イジメと学習

「学ぶ」という言葉の語源は「真似る」だという説があります。


「まねる→まねぶ→学ぶ」というように変化したそうです。


 真似るのが学習に適しているケースの一つに、「外国語学習」というものがあります。中学の先生は「いいか〜、お前ら。イギリスに行ったら乞食だって英語を話してるんだぞ。損な馬鹿でも喋れないわけがない」と言っていたのを思い出します。口は悪いですが、言っていることは正しい。


 ある英語教材の宣伝文句で「赤ちゃんは教科書を読んで言葉を学ぶんじゃない」と言っていましたが、まさにその通りです。


 意味はよく分からないが、聞こえた通りに発音すれば、通じるものです。文法など考えずに、適切なタイミングで適切なセンテンスを発音すれば、なんとか理解していますし、間違いがあれば正してくれます。


 幼いころの子供は、そうやって言語を取得していきます。言語だけでなく、人との接し方や、マナー、社会との関係の仕方など、様々なことを真似ることによって学習します。

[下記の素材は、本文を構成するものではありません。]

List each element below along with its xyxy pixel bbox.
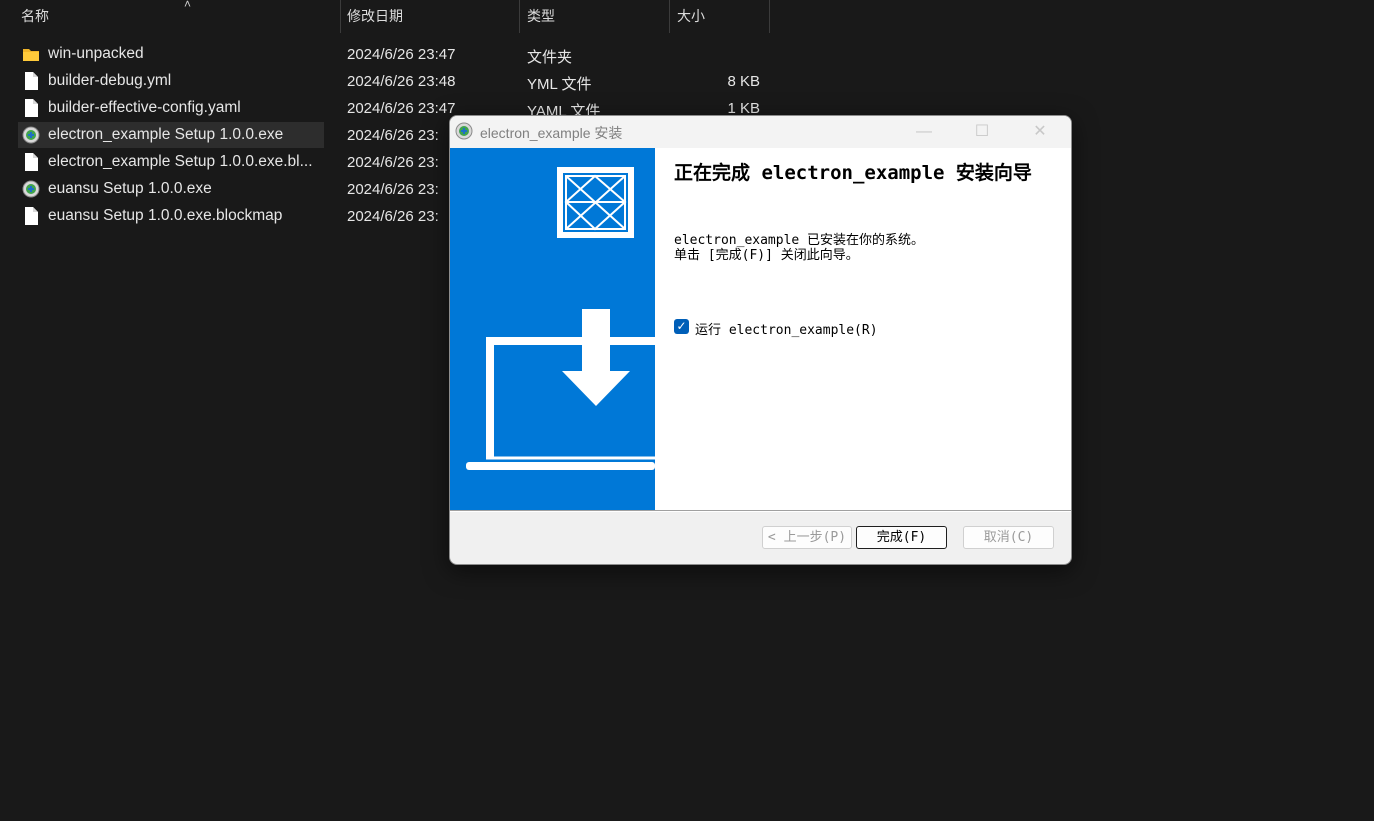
wizard-heading: 正在完成 electron_example 安装向导 [674,162,1032,184]
file-date: 2024/6/26 23: [347,208,439,225]
file-name: builder-debug.yml [48,72,172,89]
file-size: 8 KB [727,73,760,90]
column-size-label: 大小 [677,8,705,24]
file-date: 2024/6/26 23: [347,127,439,144]
column-header-name[interactable]: 名称 ˄ [14,0,341,33]
footer-divider-highlight [450,511,1071,512]
file-type: 文件夹 [527,49,573,66]
file-name: electron_example Setup 1.0.0.exe [48,126,284,143]
finish-button[interactable]: 完成(F) [856,526,947,549]
file-date: 2024/6/26 23: [347,154,439,171]
cancel-button[interactable]: 取消(C) [963,526,1054,549]
close-button[interactable]: ✕ [1017,116,1063,148]
file-name: euansu Setup 1.0.0.exe.blockmap [48,207,283,224]
file-date: 2024/6/26 23:47 [347,46,456,63]
run-app-label[interactable]: 运行 electron_example(R) [695,319,878,338]
message-line-installed: electron_example 已安装在你的系统。 [674,233,925,248]
installer-app-icon [455,122,473,140]
document-icon [25,207,38,225]
back-button[interactable]: < 上一步(P) [762,526,852,549]
file-row[interactable]: win-unpacked 2024/6/26 23:47 文件夹 [18,41,780,67]
installer-icon [22,180,40,198]
document-icon [25,99,38,117]
install-banner-graphic [466,167,655,470]
file-row[interactable]: builder-debug.yml 2024/6/26 23:48 YML 文件… [18,68,780,94]
column-modified-label: 修改日期 [347,8,403,24]
file-row-selected[interactable]: electron_example Setup 1.0.0.exe 2024/6/… [18,122,439,148]
file-name: euansu Setup 1.0.0.exe [48,180,212,197]
column-header-modified[interactable]: 修改日期 [340,0,520,33]
installer-icon [22,126,40,144]
run-app-checkbox[interactable]: ✓ [674,319,689,334]
wizard-banner [450,148,655,510]
file-date: 2024/6/26 23: [347,181,439,198]
sort-up-icon: ˄ [184,0,192,11]
minimize-button[interactable]: — [901,116,947,148]
column-type-label: 类型 [527,8,555,24]
checkmark-icon: ✓ [676,319,687,333]
column-header-type[interactable]: 类型 [520,0,670,33]
file-date: 2024/6/26 23:47 [347,100,456,117]
wizard-content: 正在完成 electron_example 安装向导 electron_exam… [655,148,1071,510]
file-type: YML 文件 [527,76,592,93]
maximize-button[interactable]: ☐ [959,116,1005,148]
dialog-titlebar[interactable]: electron_example 安装 — ☐ ✕ [450,116,1071,148]
document-icon [25,72,38,90]
message-line-instruction: 单击 [完成(F)] 关闭此向导。 [674,248,859,263]
installer-dialog: electron_example 安装 — ☐ ✕ 正在完成 electron_… [449,115,1072,565]
file-date: 2024/6/26 23:48 [347,73,456,90]
column-header-size[interactable]: 大小 [670,0,770,33]
wizard-message: electron_example 已安装在你的系统。 单击 [完成(F)] 关闭… [674,233,1054,263]
folder-icon [23,49,39,61]
document-icon [25,153,38,171]
file-name: builder-effective-config.yaml [48,99,241,116]
column-name-label: 名称 [21,8,49,24]
file-name: electron_example Setup 1.0.0.exe.bl... [48,153,313,170]
file-name: win-unpacked [48,45,144,62]
dialog-title: electron_example 安装 [480,125,623,141]
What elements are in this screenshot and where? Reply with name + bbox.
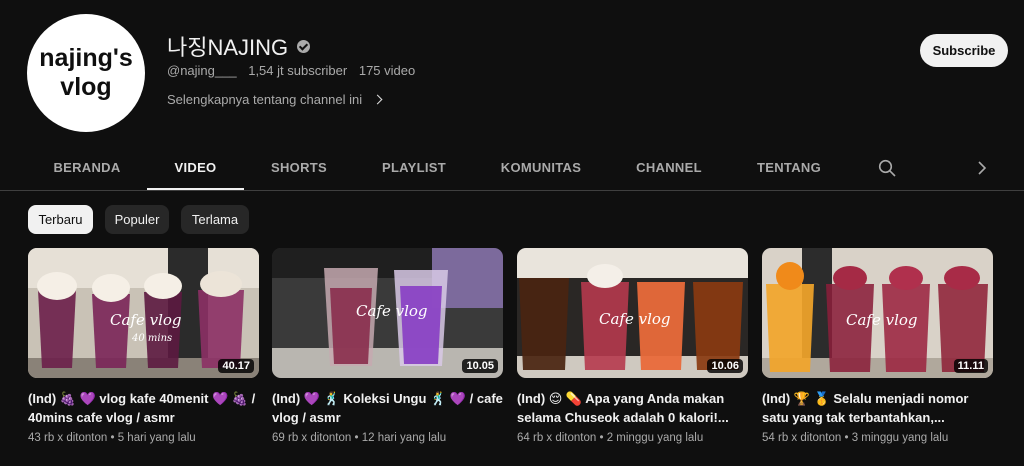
video-count: 175 video [358,63,416,78]
upload-age: 12 hari yang lalu [361,432,447,444]
tab-tentang[interactable]: TENTANG [744,145,834,190]
view-count: 64 rb x ditonton [517,432,597,444]
video-thumbnail[interactable]: Cafe vlog 11.11 [762,248,993,378]
channel-header: najing's vlog 나징NAJING @najing___ 1,54 j… [0,0,1024,145]
upload-age: 2 minggu yang lalu [606,432,704,444]
video-meta: 64 rb x ditonton • 2 minggu yang lalu [517,432,704,444]
video-card[interactable]: Cafe vlog 11.11 (Ind) 🏆 🥇 Selalu menjadi… [762,248,993,458]
subscriber-count: 1,54 jt subscriber [248,63,348,78]
video-thumbnail[interactable]: Cafe vlog 10.06 [517,248,748,378]
duration-badge: 10.06 [707,359,743,373]
video-card[interactable]: Cafe vlog 10.06 (Ind) 😌 💊 Apa yang Anda … [517,248,748,458]
channel-name: 나징NAJING [167,35,289,60]
upload-age: 5 hari yang lalu [117,432,196,444]
video-title[interactable]: (Ind) 🍇 💜 vlog kafe 40menit 💜 🍇 / 40mins… [28,389,259,427]
search-icon[interactable] [878,159,896,177]
channel-avatar[interactable]: najing's vlog [27,14,145,132]
thumbnail-overlay-text: Cafe vlog [356,302,428,320]
channel-handle: @najing___ [167,63,237,78]
chip-terlama[interactable]: Terlama [181,205,249,234]
tab-komunitas[interactable]: KOMUNITAS [488,145,594,190]
sort-chips: Terbaru Populer Terlama [0,205,1024,235]
video-card[interactable]: Cafe vlog 40 mins 40.17 (Ind) 🍇 💜 vlog k… [28,248,259,458]
channel-name-row: 나징NAJING [167,30,311,62]
duration-badge: 11.11 [953,359,988,373]
video-title[interactable]: (Ind) 🏆 🥇 Selalu menjadi nomor satu yang… [762,389,993,427]
channel-meta: @najing___ 1,54 jt subscriber 175 video [167,63,423,78]
thumbnail-overlay-subtext: 40 mins [131,333,172,344]
channel-about-link[interactable]: Selengkapnya tentang channel ini [167,92,383,107]
view-count: 43 rb x ditonton [28,432,108,444]
video-card[interactable]: Cafe vlog 10.05 (Ind) 💜 🕺 Koleksi Ungu 🕺… [272,248,503,458]
view-count: 54 rb x ditonton [762,432,842,444]
tab-channel[interactable]: CHANNEL [624,145,714,190]
video-meta: 43 rb x ditonton • 5 hari yang lalu [28,432,196,444]
duration-badge: 10.05 [462,359,498,373]
video-thumbnail[interactable]: Cafe vlog 40 mins 40.17 [28,248,259,378]
thumbnail-overlay-text: Cafe vlog [846,311,918,329]
thumbnail-overlay-text: Cafe vlog [599,310,671,328]
chip-populer[interactable]: Populer [105,205,169,234]
thumbnail-overlay-text: Cafe vlog [110,311,182,329]
tab-shorts[interactable]: SHORTS [258,145,340,190]
video-meta: 69 rb x ditonton • 12 hari yang lalu [272,432,447,444]
subscribe-button[interactable]: Subscribe [920,34,1008,67]
video-meta: 54 rb x ditonton • 3 minggu yang lalu [762,432,949,444]
chevron-right-icon [372,94,383,105]
chevron-right-icon[interactable] [975,160,989,176]
tab-beranda[interactable]: BERANDA [44,145,130,190]
duration-badge: 40.17 [218,359,254,373]
channel-tabs: BERANDA VIDEO SHORTS PLAYLIST KOMUNITAS … [0,145,1024,191]
verified-check-icon [297,39,311,53]
tab-playlist[interactable]: PLAYLIST [370,145,458,190]
upload-age: 3 minggu yang lalu [851,432,949,444]
video-title[interactable]: (Ind) 💜 🕺 Koleksi Ungu 🕺 💜 / cafe vlog /… [272,389,503,427]
chip-terbaru[interactable]: Terbaru [28,205,93,234]
tab-video[interactable]: VIDEO [147,145,244,190]
video-thumbnail[interactable]: Cafe vlog 10.05 [272,248,503,378]
avatar-text: najing's vlog [39,44,133,101]
view-count: 69 rb x ditonton [272,432,352,444]
video-title[interactable]: (Ind) 😌 💊 Apa yang Anda makan selama Chu… [517,389,748,427]
about-link-label: Selengkapnya tentang channel ini [167,92,363,107]
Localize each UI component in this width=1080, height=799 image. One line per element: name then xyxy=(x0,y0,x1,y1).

 子供達は真似ることが大好きです。両親を真似て大人っぽいしゃべり方をしてみたり、ヒーローやアイドルを真似たり。


 それは大人が好きで真似をするマニアックな趣向等ではなく、本能です。「どうやったら生きられるか」という事を学習するように本能に刷り込まれています。



 やがて子供は自我が芽生え、「真似る」事に抵抗を感じるようになります。「自分らしさ」を主張したがるようになるのです。

「真似る」という事は他人がやっていることをなぞる行為で、自分本来の姿ではない。だから、自我が芽生えると、自分は何者なのかと云うことに悩むし、他人を意識して、遠ざけるようになる。他人を真似ることを恥ずかしいことと思うようになる。

 この頃になると、真似ることは一種のコメディーとなる。身近な教師や有名人を真似て笑いを取るのが、「真似」となる。

 子供の頃のように真似をすることはなくなるので、ある分野では自我が芽生える前に学習を開始しないと、体得が困難になってしまうのです。


 本能的に真似をするというのは、非常に効率的で効果的なものですが、最近は体得してはいけないものまで真似して、学習してしまう傾向があります。


 それは、イジメです。


 イジメは子供達にとって社会学習の一つでしかありません。

 大人を真似しているだけなんです。


 子供は敏感です。恐ろしく細かいことまで気が付きます。誰も気が付かないことに気付いてしまう刑事ものテレビドラマの主人公並みです。


 イジメも大人を見て真似ているのです。

 イジメをするこの周辺には必ず大人社会でイジメをしている大人がいるはずです。両親や近所の人や親戚など、イジメをしている人が必ず存在するはずです。


 だから、「イジメの根を断つ」というのはイジメをした子供を探すのではなく、その背後にいるイジメ大人を探すべきなのですが、誰もそれに気づいていないようで遺憾です。


 イジメが何故なくならないのか不思議がっている人がいますが、私から見たらその人たちの方が不思議です。

 そういう人達はイジメ撲滅とか言いながら、自分がイジメをしていたりするものです。


 では、イジメは幼い子供達だけのものでしょうか?

 違いますよね。


 大きくなってからもイジメの快楽に取り憑かれてしまった人がいるのです。高校生以上になるとある程度、腕力や権力を持った一部の人間が主導してイジメをするケースが多くなるのはそのためです。


 大人になってからのイジメというのは完全に快楽目的のものですから、一種のサイコパスと言ってもいいと思います。


 そして、こういうサイコパスがイジメの種を撒いているのです。

 イジメというのは人の死をもたらすことも多々あります。

 この悪連鎖を何処で断つべきかは、ハッキリしているように思えるのですが。